Not all learning to rank algorithms can handle this type of features. Pre-retrieval query performance predictors. Running following tools is a pre-requisite.
./run.sh Indexer -collection CW09B
./run.sh Optimize -collection CW09B
./run.sh Doclen -collection CW09B
./run.sh Stats -collection CW09B
./run.sh Stats -collection CW09B -task query
./run.sh TFDistribution -collection CW09B -task query
./run.sh TFDistribution -collection CW09B -task term
Following command dumps query features in the format: qid:1 0.6 0.4715 0.0896
./run.sh Feature -collection CW09B
./run.sh Indexer -collection CW09B -tag KStem
./run.sh Indexer -collection CW09B -tag KStem -field
To extract Weighting Model Whole Document (WMWD) features
./run.sh Searcher -collection CW09B -task feature -tag KStem
To extract Weighting Model Single Field (WMSF) features
./run.sh Searcher -collection CW09B -task field -tag KStem
The eight models are: BM25, LGD Fields: URL, title, body, anchor
To be implemented WMFB
WMWD: Multiple standard weighting models computed on whole documents WMSF: A standard weighting model calculated individually on each “single field” of the document. WMFB: A weighting model that is field-based, where term frequencies are combined rather than the weighting model scores.

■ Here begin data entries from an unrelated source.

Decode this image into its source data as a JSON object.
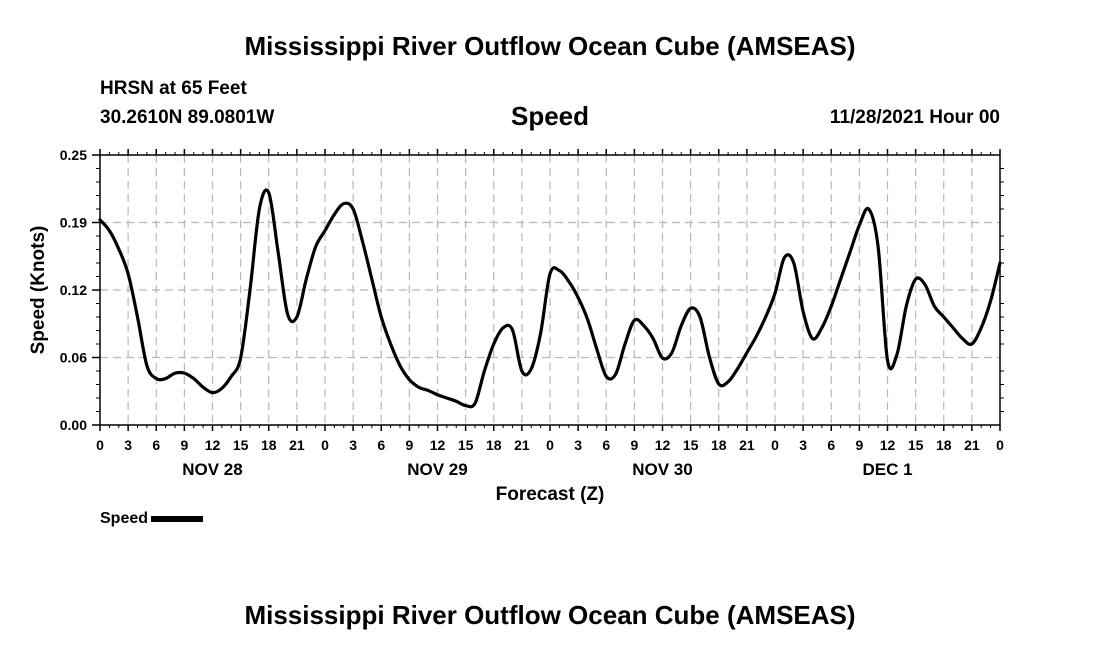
{
  "header": {
    "title": "Mississippi River Outflow Ocean Cube (AMSEAS)",
    "station": "HRSN at 65 Feet",
    "coords": "30.2610N  89.0801W",
    "parameter": "Speed",
    "datetime": "11/28/2021 Hour 00"
  },
  "footer": {
    "title": "Mississippi River Outflow Ocean Cube (AMSEAS)"
  },
  "chart_data": {
    "type": "line",
    "title": "Speed",
    "xlabel": "Forecast (Z)",
    "ylabel": "Speed (Knots)",
    "ylim": [
      0,
      0.25
    ],
    "y_ticks": [
      "0.00",
      "0.06",
      "0.12",
      "0.19",
      "0.25"
    ],
    "x_range_hours": [
      0,
      96
    ],
    "x_tick_labels": [
      "0",
      "3",
      "6",
      "9",
      "12",
      "15",
      "18",
      "21",
      "0",
      "3",
      "6",
      "9",
      "12",
      "15",
      "18",
      "21",
      "0",
      "3",
      "6",
      "9",
      "12",
      "15",
      "18",
      "21",
      "0",
      "3",
      "6",
      "9",
      "12",
      "15",
      "18",
      "21",
      "0"
    ],
    "day_labels": [
      "NOV 28",
      "NOV 29",
      "NOV 30",
      "DEC 1"
    ],
    "grid": true,
    "line_color": "#000000",
    "series": [
      {
        "name": "Speed",
        "x": [
          0,
          1,
          2,
          3,
          4,
          5,
          6,
          7,
          8,
          9,
          10,
          11,
          12,
          13,
          14,
          15,
          16,
          17,
          18,
          19,
          20,
          21,
          22,
          23,
          24,
          25,
          26,
          27,
          28,
          29,
          30,
          31,
          32,
          33,
          34,
          35,
          36,
          37,
          38,
          39,
          40,
          41,
          42,
          43,
          44,
          45,
          46,
          47,
          48,
          49,
          50,
          51,
          52,
          53,
          54,
          55,
          56,
          57,
          58,
          59,
          60,
          61,
          62,
          63,
          64,
          65,
          66,
          67,
          68,
          69,
          70,
          71,
          72,
          73,
          74,
          75,
          76,
          77,
          78,
          79,
          80,
          81,
          82,
          83,
          84,
          85,
          86,
          87,
          88,
          89,
          90,
          91,
          92,
          93,
          94,
          95,
          96
        ],
        "values": [
          0.19,
          0.18,
          0.163,
          0.14,
          0.1,
          0.055,
          0.043,
          0.043,
          0.048,
          0.048,
          0.043,
          0.035,
          0.03,
          0.034,
          0.045,
          0.062,
          0.125,
          0.2,
          0.215,
          0.16,
          0.103,
          0.1,
          0.135,
          0.165,
          0.18,
          0.195,
          0.205,
          0.2,
          0.17,
          0.135,
          0.1,
          0.075,
          0.055,
          0.042,
          0.035,
          0.032,
          0.028,
          0.025,
          0.022,
          0.018,
          0.02,
          0.05,
          0.075,
          0.09,
          0.088,
          0.05,
          0.052,
          0.085,
          0.14,
          0.143,
          0.133,
          0.118,
          0.098,
          0.07,
          0.045,
          0.047,
          0.075,
          0.097,
          0.092,
          0.08,
          0.062,
          0.067,
          0.092,
          0.108,
          0.1,
          0.063,
          0.038,
          0.04,
          0.052,
          0.067,
          0.082,
          0.1,
          0.122,
          0.155,
          0.15,
          0.105,
          0.08,
          0.09,
          0.11,
          0.135,
          0.16,
          0.185,
          0.2,
          0.165,
          0.06,
          0.065,
          0.11,
          0.135,
          0.13,
          0.11,
          0.1,
          0.09,
          0.08,
          0.075,
          0.09,
          0.115,
          0.15
        ]
      }
    ],
    "legend": {
      "position": "bottom-left",
      "label": "Speed"
    }
  }
}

The above notations are borrowed from "About Learning Models with Multiple Query Dependent Features"
This step appends (row-based) different files into a single file.
manually copy *.features files of individual tracks in to TFD_HOME/MQ09/ModelName.features or
./merge.sh
This step merges WMWD features and WMSF features in a column oriented way.
./run.sh Sample -collection CW09B -task merge
This step concludes the extraction of Type-QD features.
This family of features are document priors. The document prior is the probability that the document is relevant to any query. At the moment we have PageRank and SpamRankings. We store them in Apache Solr for fast lookup.
./run.sh Sample -collection CW09B -task spam
The last command will produce TFD_HOME/MQ09/X.ModelName.features files.